Susan Herawati, Sekjen Kiara
Aplikasi Laut Nusantara Tidak Melindungi Nelayan dari Perampasan Ruang
- Beranda /
- Kabar /
- LINGKUNGAN /
- Kamis, 18 April 2019 - 14:04 WIB
Aplikasi ini berisi berbagai macam fitur, salah satunya peta laut, harga ikan di pelabuhan, titik potensi tangkapan serta memuat kecepatan angin dan ketinggian gelombang. KKP mengklaim nelayan yang telah menggunakan aplikasi berhasil meningkatkan hasil tangkapan ikan.
TOKOHKITA. Kementerian Kelautan dan Perikanan (KKP) meluncurkan aplikasi berbasis android bernama “Laut Nusantara” pada bulan Oktober 2018 lalu, namun hingga hari ini tidak semua nelayan tradisional Indonesia bisa menikmati aplikasi tersebut.
Aplikasi ini berisi berbagai macam fitur, salah satunya peta laut, harga ikan di pelabuhan, titik potensi tangkapan serta memuat kecepatan angin dan ketinggian gelombang. KKP mengklaim nelayan yang telah menggunakan aplikasi berhasil meningkatkan hasil tangkapan ikan tanpa mempertimbangkan masalah perampasan ruang yang dihadapi oleh nelayan tradisional Indonesia.
Susan Herawati, Sekretaris Jenderal Kiara menuturkan, aplikasi Laut Nusantara masih memiliki banyak kendala. Pertama, bagaimana dengan nelayan yang tidak memiliki android dan masih menggunakan telepon genggam biasa. Kedua, KKP harus mempertimbangkan wilayah yang masih belum memiliki signal. Aplikasi Laut Nusantara belum bisa mewakili kebutuhan paling riil dari nelayan tradisional Indonesia.
"Di Sangiang, Banten, nelayan hingga hari ini belum menikmati listrik dan tidak memiliki signal di daerahnya. Hal inipun serupa dengan nelayan di Pulau Binongko yang tidak memiliki akses listrik, sehingga penggunaan aplikasi Laut Nusantara menjadi hal yang sulit digunakan oleh nelayan, katanya di Jakarta, Kamis (18/4/2019).
Kiara memandang, tanpa aplikasi ini sejak lama nelayan nusantara telah mengenal laut. Mereka memiliki pengetahuan tentang cuaca, gelombang, potensi ikan dan pengetahuan lainnya. Namun pengetahuan itu belum diakui negara, sehingga nelayan kerap menghadapi tekanan investasi seperti reklamasi, pertambangan di pesisir, industri pariwisata.
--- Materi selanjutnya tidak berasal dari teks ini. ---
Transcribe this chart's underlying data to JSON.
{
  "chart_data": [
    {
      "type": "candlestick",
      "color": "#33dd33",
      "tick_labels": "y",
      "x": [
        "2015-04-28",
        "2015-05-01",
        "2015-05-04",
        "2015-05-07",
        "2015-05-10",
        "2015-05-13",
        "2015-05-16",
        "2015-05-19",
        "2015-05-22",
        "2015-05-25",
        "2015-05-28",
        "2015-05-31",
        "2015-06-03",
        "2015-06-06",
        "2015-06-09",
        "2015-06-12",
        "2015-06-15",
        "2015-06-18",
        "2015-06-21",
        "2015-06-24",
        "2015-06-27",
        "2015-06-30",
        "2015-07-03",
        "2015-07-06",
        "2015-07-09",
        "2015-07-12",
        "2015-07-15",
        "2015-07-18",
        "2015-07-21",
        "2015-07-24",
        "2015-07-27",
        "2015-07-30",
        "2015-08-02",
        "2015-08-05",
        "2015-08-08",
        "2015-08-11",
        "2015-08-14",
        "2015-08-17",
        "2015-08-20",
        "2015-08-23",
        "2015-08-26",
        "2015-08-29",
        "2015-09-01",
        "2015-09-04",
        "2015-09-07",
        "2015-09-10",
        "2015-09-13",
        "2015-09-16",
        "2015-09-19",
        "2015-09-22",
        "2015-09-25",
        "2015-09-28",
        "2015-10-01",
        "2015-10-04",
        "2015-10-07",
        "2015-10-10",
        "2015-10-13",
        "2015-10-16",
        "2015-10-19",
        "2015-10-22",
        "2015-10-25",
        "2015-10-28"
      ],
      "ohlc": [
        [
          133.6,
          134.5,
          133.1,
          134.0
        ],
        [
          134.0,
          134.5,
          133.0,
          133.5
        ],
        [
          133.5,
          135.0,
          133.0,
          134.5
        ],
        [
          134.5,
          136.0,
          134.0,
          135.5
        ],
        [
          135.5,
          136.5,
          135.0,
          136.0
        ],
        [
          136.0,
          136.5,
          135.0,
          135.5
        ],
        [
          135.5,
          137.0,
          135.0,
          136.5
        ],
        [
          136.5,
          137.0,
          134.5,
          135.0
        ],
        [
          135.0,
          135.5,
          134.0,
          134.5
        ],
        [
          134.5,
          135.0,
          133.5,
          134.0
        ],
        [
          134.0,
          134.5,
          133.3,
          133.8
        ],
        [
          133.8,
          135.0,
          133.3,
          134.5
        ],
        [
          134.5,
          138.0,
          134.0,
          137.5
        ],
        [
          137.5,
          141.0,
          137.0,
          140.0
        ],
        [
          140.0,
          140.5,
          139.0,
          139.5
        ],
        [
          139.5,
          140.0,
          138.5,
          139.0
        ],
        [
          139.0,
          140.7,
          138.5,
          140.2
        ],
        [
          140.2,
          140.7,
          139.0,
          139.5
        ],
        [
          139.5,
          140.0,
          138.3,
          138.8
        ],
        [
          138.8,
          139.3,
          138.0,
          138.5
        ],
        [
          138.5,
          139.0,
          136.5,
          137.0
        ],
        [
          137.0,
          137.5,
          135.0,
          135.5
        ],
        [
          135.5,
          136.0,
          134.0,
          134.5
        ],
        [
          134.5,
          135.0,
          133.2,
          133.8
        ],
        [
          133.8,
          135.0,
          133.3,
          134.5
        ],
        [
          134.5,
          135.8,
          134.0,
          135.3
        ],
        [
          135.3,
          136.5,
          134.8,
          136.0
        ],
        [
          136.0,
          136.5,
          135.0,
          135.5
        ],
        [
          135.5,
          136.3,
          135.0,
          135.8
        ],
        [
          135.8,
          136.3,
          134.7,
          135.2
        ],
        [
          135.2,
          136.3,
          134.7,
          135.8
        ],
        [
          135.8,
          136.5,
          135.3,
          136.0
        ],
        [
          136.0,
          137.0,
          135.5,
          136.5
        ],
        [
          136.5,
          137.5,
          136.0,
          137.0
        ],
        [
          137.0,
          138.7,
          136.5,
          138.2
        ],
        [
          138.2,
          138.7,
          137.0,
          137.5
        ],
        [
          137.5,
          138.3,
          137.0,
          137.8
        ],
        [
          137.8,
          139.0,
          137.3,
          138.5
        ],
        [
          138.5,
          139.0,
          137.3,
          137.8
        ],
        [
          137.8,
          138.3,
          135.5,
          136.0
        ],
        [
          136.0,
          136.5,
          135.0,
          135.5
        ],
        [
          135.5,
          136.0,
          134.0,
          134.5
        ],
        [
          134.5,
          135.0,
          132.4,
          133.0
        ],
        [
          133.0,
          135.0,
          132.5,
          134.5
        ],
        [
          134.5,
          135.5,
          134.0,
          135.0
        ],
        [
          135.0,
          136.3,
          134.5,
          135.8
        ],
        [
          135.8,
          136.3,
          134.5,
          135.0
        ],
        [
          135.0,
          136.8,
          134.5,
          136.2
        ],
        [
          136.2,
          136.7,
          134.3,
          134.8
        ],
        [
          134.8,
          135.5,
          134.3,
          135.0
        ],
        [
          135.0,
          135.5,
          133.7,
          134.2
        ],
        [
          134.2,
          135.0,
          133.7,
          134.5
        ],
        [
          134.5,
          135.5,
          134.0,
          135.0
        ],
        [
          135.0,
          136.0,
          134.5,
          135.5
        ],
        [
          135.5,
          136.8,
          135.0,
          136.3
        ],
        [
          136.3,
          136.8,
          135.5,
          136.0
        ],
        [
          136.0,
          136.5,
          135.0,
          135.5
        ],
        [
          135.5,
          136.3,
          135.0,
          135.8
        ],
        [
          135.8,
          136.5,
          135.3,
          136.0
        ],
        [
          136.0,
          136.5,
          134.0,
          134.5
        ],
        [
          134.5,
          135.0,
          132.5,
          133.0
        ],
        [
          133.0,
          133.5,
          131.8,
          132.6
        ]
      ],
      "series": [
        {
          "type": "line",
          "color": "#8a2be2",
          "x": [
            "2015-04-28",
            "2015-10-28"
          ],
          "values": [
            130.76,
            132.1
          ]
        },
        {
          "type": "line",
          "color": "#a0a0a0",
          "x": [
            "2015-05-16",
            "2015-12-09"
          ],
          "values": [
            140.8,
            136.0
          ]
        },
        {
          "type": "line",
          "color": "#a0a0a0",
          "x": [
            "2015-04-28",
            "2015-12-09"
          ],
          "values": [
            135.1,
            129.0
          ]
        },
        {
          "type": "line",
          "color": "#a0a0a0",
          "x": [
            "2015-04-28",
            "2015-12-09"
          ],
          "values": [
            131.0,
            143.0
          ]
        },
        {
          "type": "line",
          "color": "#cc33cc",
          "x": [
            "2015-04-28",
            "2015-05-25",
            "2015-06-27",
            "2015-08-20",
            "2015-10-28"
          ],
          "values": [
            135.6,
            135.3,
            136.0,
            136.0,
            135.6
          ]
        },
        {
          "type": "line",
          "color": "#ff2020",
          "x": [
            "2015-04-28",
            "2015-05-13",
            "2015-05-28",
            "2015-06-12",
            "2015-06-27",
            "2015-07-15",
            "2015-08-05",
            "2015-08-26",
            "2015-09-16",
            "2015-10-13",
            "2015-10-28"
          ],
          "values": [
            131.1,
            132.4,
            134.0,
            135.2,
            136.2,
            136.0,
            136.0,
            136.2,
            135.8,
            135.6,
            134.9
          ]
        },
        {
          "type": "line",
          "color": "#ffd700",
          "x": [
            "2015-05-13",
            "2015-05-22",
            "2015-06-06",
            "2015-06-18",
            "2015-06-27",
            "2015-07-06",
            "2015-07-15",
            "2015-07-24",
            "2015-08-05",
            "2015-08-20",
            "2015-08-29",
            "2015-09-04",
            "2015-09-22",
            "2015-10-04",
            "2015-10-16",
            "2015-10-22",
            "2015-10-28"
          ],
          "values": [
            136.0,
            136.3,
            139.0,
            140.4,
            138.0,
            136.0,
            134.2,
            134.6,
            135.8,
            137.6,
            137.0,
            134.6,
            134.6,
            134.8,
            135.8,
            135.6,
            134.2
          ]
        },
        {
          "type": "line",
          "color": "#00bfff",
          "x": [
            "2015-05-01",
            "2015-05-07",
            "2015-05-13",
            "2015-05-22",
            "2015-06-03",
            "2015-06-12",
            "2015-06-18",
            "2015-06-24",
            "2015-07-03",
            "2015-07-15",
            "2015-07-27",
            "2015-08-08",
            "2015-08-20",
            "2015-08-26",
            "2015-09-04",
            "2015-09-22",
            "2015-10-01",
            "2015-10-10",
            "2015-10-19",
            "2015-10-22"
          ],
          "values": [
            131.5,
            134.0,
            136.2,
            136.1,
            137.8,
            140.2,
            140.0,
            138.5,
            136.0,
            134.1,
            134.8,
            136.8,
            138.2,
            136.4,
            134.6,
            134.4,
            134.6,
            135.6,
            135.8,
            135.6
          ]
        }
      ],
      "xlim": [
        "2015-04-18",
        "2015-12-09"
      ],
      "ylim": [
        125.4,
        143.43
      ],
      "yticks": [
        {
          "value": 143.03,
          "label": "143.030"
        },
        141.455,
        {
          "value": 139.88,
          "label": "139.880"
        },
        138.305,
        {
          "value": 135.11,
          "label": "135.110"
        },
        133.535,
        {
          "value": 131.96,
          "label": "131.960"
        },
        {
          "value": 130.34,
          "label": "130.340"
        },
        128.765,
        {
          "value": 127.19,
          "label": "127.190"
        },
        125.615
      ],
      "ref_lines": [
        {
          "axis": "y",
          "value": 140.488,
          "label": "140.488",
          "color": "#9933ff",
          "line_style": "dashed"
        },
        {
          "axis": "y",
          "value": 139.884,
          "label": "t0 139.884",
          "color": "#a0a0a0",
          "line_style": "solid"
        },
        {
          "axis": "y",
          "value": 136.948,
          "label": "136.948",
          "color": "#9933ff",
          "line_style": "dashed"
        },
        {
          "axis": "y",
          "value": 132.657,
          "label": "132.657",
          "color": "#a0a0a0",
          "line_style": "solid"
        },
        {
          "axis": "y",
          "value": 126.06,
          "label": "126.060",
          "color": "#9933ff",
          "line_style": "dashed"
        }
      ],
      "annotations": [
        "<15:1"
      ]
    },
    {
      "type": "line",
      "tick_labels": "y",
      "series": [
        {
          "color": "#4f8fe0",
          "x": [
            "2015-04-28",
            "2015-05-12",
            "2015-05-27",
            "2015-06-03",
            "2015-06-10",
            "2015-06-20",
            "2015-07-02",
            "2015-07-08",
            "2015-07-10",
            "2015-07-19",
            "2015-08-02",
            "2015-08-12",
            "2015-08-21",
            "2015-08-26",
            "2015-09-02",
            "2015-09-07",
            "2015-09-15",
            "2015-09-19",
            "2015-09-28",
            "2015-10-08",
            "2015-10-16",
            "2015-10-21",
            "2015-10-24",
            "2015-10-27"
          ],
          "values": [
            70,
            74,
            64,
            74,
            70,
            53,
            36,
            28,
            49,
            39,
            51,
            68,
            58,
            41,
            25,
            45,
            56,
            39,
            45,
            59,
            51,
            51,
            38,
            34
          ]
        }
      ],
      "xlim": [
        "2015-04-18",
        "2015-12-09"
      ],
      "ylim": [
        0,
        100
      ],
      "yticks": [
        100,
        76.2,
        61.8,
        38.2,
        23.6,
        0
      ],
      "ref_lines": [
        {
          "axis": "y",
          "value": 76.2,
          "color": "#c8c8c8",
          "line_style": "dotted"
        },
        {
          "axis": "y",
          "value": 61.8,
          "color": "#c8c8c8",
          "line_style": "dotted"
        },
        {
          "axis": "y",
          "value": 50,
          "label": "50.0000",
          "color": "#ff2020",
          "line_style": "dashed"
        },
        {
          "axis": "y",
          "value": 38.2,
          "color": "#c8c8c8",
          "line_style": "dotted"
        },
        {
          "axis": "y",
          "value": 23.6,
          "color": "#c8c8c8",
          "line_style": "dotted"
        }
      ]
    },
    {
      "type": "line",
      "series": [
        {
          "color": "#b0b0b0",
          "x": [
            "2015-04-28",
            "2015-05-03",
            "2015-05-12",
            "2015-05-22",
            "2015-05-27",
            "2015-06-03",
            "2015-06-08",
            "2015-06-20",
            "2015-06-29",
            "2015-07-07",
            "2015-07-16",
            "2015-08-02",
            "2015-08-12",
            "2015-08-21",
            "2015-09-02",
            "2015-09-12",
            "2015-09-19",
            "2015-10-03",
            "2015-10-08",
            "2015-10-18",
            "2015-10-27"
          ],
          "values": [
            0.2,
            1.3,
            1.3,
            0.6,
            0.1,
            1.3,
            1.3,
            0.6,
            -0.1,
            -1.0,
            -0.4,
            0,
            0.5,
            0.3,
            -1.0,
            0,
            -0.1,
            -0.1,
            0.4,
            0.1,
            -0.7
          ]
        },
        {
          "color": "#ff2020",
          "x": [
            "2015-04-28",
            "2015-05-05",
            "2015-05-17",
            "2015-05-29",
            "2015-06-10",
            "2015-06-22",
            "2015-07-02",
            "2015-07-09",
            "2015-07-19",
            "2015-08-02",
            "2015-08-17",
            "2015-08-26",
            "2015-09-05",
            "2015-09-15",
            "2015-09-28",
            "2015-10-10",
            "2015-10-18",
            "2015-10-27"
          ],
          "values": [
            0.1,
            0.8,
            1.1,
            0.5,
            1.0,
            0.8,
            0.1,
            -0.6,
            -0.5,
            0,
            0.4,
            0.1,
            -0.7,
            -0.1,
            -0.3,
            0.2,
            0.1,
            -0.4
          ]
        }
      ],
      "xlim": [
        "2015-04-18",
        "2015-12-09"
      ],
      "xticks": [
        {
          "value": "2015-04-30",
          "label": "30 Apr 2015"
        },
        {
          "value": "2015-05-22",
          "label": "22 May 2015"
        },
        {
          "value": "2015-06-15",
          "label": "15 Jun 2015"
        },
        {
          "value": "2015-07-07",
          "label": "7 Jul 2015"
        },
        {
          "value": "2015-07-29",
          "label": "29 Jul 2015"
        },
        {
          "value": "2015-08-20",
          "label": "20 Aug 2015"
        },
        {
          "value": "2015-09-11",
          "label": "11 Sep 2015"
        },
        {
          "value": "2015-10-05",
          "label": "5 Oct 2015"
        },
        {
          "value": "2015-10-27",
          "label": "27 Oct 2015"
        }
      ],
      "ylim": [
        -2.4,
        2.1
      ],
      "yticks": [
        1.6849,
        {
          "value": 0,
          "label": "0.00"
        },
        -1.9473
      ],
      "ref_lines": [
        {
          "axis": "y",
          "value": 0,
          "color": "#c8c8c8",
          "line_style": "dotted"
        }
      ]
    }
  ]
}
Menurut Susan, jika kedaulatan nelayan atas ruang belum diakui, serta fasilitas masyarakat pesisir belum memadai, aplikasi ini dikhawatirkan hanya menguntungkan pebisnis besar di sektor perikanan. Padahal mayoritas nelayan Indonesia adalah nelayan tradisional. Perahu serta peralatan mereka daya jelajahnya sangat terbatas.
“Jika aplikasi ini digunakan oleh pebisnis besar, dengan kecepatan dan daya jangkau yang mereka miliki, bisa merugikan nelayan kecil yang memiliki akses dan daya jangkau terbatas” ujar Susan.
Dalam pada itu, disisa masa jabat Susi Pudjiastuti, sebagai Menteri Kelautan dan Perikanan seharusnya KKP lebih fokus menyelesaikan masalah perampasan ruang ketimbang sekedar membuat aplikasi. "Nelayan butuh laut, akses dan kontrol bukan aplikasi yang tidak bisa digunakan di banyak wilayah pesisir Indonesia," tukas Susan.